The pilot reported he flew the VOR-A approach, cancelled IFR and made a visual approach to landing on runway 13. The pilot reported he extended the landing gear and 15 degrees of flaps during the approach, but he was unable to extend the wing mounted landing lights. He stated the runway lights were at "maximum brightness" and the visibility was "good." The pilot continued to report, "...I was aligned between the runway lights. I was descending gently, feeling for the last few feet of altitude. Several hundred feet down the runway, the airplane impacted a snowbank along the right (west) side of the runway. The snowdrift was inside the runway lights, and extended several feet onto the 75 foot runway." The nose gear collapsed and the airplane slid sideways coming to rest on an easterly heading.
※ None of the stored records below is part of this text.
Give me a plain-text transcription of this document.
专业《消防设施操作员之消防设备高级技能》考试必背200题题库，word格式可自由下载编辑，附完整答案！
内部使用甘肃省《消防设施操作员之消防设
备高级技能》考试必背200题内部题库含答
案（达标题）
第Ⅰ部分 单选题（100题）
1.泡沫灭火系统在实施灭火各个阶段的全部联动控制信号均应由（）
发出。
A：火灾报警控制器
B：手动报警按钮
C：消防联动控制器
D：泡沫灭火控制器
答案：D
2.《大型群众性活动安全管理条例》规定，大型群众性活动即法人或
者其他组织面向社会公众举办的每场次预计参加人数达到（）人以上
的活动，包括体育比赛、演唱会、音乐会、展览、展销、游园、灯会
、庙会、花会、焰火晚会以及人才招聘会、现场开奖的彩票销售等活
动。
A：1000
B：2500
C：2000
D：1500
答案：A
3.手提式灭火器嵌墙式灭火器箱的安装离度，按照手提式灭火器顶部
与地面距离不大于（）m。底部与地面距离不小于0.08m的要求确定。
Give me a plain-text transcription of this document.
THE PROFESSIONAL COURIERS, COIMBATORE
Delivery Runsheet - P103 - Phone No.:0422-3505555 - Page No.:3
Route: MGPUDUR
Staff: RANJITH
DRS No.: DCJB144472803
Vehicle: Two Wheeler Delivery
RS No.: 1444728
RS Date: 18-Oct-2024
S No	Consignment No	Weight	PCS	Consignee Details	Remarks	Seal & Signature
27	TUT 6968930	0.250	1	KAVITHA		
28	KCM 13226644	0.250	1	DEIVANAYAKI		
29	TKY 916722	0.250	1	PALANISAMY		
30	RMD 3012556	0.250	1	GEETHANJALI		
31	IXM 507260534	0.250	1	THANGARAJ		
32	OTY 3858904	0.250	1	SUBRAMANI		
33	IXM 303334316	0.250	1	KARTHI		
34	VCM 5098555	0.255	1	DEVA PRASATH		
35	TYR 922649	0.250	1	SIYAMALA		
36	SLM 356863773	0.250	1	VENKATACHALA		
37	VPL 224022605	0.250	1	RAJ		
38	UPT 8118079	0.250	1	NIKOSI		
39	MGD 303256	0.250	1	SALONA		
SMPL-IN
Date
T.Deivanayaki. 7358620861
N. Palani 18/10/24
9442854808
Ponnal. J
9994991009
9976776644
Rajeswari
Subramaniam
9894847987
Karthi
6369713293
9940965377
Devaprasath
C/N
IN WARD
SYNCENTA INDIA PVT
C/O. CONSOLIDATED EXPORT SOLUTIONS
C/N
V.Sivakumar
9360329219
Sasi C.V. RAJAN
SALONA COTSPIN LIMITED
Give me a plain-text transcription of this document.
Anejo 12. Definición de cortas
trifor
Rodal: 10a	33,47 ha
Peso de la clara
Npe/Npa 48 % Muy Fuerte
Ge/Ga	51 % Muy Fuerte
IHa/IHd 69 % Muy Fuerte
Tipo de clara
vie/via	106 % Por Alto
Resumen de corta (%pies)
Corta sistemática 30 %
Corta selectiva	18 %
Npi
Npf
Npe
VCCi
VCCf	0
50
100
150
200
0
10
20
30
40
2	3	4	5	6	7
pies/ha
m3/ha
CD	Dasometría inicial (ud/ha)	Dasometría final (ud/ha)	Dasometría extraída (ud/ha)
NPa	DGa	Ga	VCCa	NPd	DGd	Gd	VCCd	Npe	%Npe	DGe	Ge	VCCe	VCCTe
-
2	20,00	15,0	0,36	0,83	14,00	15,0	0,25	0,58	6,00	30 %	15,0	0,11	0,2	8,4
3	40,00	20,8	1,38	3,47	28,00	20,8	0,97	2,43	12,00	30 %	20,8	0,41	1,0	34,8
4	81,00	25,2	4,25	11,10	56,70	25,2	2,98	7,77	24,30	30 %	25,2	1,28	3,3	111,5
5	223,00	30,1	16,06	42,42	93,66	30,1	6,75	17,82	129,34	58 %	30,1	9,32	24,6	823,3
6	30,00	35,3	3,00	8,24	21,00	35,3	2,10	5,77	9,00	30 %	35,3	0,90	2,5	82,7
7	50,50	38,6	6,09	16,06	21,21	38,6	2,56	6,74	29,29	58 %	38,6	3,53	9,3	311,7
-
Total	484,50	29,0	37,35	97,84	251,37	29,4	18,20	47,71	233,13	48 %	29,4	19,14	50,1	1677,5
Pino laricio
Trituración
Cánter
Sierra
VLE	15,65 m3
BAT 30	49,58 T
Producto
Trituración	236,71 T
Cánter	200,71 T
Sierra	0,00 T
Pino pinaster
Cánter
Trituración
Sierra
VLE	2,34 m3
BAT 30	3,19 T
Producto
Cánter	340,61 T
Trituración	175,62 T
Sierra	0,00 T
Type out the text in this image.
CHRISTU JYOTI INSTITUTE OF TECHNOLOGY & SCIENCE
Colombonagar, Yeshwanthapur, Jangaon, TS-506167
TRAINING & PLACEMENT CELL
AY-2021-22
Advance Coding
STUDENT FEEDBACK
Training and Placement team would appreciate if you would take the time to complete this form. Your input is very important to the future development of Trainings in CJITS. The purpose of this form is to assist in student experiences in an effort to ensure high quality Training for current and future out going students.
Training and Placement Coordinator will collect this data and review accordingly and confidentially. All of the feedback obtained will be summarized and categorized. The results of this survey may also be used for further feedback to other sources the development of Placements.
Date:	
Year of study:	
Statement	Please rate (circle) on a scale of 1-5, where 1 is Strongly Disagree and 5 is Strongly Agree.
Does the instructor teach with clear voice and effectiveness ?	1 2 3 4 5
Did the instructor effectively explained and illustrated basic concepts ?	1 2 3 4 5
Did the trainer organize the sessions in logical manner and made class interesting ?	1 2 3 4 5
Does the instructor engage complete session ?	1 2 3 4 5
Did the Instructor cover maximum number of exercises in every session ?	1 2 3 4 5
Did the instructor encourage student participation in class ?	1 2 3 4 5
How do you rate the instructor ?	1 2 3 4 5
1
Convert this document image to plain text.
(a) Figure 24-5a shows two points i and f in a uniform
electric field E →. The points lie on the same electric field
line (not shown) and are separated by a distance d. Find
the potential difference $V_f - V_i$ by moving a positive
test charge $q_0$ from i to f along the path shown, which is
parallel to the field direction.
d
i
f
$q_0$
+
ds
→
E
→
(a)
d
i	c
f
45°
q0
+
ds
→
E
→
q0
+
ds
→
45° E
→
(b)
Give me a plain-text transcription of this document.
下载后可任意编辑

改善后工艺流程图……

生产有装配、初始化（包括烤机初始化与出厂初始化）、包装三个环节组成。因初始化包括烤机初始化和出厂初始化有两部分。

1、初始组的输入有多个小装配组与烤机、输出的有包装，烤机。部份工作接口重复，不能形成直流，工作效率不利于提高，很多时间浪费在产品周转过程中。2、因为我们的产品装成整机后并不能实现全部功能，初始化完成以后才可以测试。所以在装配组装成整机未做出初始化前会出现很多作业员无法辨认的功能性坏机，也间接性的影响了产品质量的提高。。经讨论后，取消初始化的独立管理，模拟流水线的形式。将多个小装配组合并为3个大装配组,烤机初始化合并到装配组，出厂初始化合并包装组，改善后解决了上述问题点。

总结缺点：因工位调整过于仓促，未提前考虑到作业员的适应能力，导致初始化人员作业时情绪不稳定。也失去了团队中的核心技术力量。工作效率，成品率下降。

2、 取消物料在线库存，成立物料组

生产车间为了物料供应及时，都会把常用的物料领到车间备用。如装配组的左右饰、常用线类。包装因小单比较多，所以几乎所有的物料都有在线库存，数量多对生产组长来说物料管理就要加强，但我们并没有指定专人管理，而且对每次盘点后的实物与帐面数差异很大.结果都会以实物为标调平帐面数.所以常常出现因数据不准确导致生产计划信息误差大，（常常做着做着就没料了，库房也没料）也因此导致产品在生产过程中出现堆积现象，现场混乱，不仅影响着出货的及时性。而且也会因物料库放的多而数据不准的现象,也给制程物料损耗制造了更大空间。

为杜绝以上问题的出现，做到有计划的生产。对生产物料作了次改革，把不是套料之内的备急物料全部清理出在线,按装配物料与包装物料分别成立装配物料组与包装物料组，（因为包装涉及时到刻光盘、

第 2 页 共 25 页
The Council Bluffs Airport manager arrived at the airport shortly after the accident occurred. He reported, "The aircraft appeared to have settled in on top of a snow bank parallel to the runway. The nose gear made contact on top of the snow bank then the right main, then the left main. The nose gear collapsed from engaging the snow bank causing the left tip tank to impact the runway, then the left propeller, then the right propeller." He reported during a telephone interview that the tracks in the snow indicated that the airplane did not veer off the side of the runway, but rather the initial touchdown was in the snow off the side of the runway.

During a telephone interview the pilot stated the airplane touched down about 1,000 feet down the runway at an airspeed of about 100 mph. The pilot reported that the nose gear collapsed immediately upon touchdown. He continued to report that the left propeller was heavly damaged and although the right propeller was also damaged, it was not damaged to extent of the left one. He stated that after he looked at the damage it made sense to him that the right propeller was in the snow when the nose gear collapsed. He also stated that after reviewing the aircraft manuals he determined that he was unable to extend the airplane's landing lights because he was moving the switch in the wrong direction.